(minha parte no tríptico escrito em conjunto com o Guilherme de Faria Rodrigues e o Gabriel Medeiros.)
Ela entra na casa e bate
a porta. A chave, tocada por seus dedos, rapidamente gira duas vezes em torno
de seu próprio eixo. Suas costas se apóiam. Na madeira que a protege.
Um turbilhão de coisas
passa por sua cabeça: como você chegou aqui – eu prefiro ele – somos
uma irmandade, quase – o preço do tomate é um absurdo – o que é que você bebe –
eu não costumo cozinhar para os outros – por que você acha Milton Nascimento melhor que Chico? – quanto
você sabe – o que é que você disse sobre o caso Dreyfus – quantos aqui neste
prédio ouvem – bonsais – não quero me despedir de você – quando ele vem – tchau
– o que você está fazendo aqui – eu prefiro ele
– as suas unhas – as costas dele – quanto disso tudo; Ela fixa seu olhar no
meio do copo, e a água, caindo do filtro, começa a preenchê-lo. Gira,
imediatamente, o botão quando a água atinge o ponto no qual ela se refugiou.

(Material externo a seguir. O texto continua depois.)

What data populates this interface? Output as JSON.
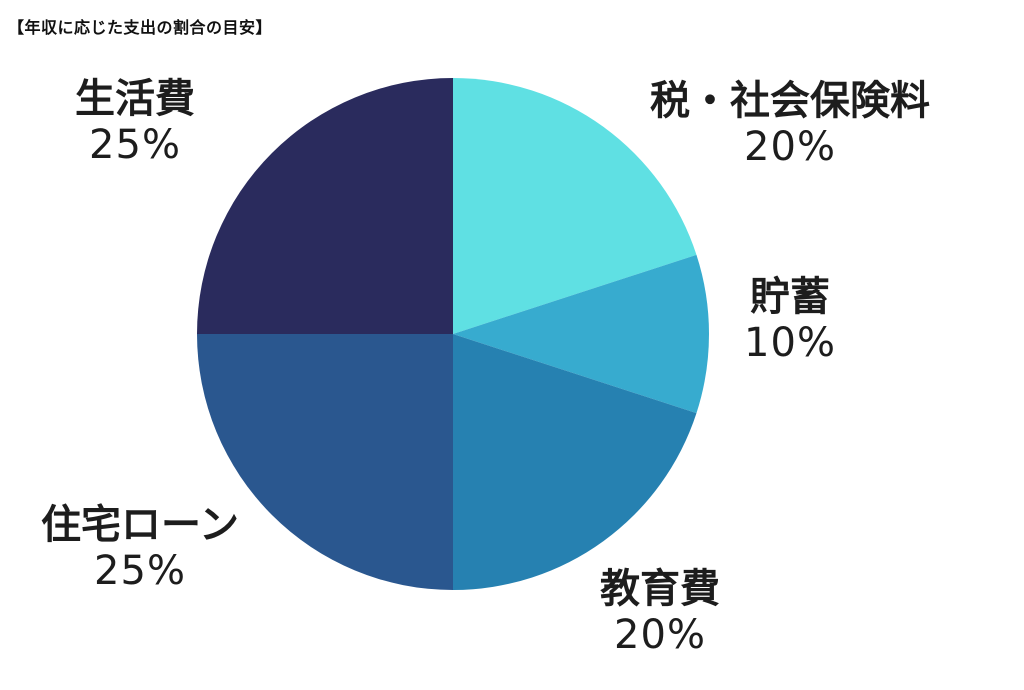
{
  "chart_data": {
    "type": "pie",
    "title": "【年収に応じた支出の割合の目安】",
    "slices": [
      {
        "label": "税・社会保険料",
        "value": 20,
        "percent_text": "20%",
        "color": "#5fe0e3"
      },
      {
        "label": "貯蓄",
        "value": 10,
        "percent_text": "10%",
        "color": "#37abcf"
      },
      {
        "label": "教育費",
        "value": 20,
        "percent_text": "20%",
        "color": "#2681b1"
      },
      {
        "label": "住宅ローン",
        "value": 25,
        "percent_text": "25%",
        "color": "#2a578f"
      },
      {
        "label": "生活費",
        "value": 25,
        "percent_text": "25%",
        "color": "#2a2b5d"
      }
    ],
    "start": "12 o'clock",
    "direction": "clockwise",
    "legend": "none"
  }
}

Toma, de um gole só, e repete a operação.
Repete a operação mais
uma vez.
Começa a ouvir os passos
dele, o irmão, cada vez mais altos. As pernas curtas dificultaram a subida pela
escada. Ainda assim, conseguiu vencê-lo.
Ela sabe o que vai se
seguir. Ele, o irmão, vai gritar e pedir que ela abra; vai chorar e pedir que
ela explique. Mas não há nada a explicar.
Ela se dirige ao seu
quarto, quando recebe uma mensagem em seu celular. A mensagem é do canalha, só
pode estar atrasada, e diz: “Eu prefiro ele”. Alguns minutos atrás, o canalha
gritava embaixo dela, depois em cima dela. Quase sem ar. Agora, “prefere ele”.
Filho de uma
A foto (antiga) dos pais,
ao lado do disco do Clube da Esquina onde escreveram “filhinha, não deixe que
seu irmão ignore isso. Beijo, mamãe e papai”.
Papai e mamãe. Ela olha
para os ventres dos dois, expostos.
A porta é socada. O irmão
vai tentar entrar. Ela pega uma foto dos dois, ela com o irmão no colo. 15 anos
de diferença. “Meu irmão poderia ter uma foto assim com esse filho de uma”,
pensa. Suas costas ainda doem um pouco com os arranhões. Doem as costas do
irmão também?
O som da porta arrombada
a direciona. Rapidamente, a mão esquerda impulsiona metade da gaveta para a
frente; a mão direita conduz o salto do canivete, que, com um estalido surdo,
aterrissa na escrivaninha nova.
Ela abre o canivete. Fixa
nele o seu olhar, como, segundos atrás, o fizera.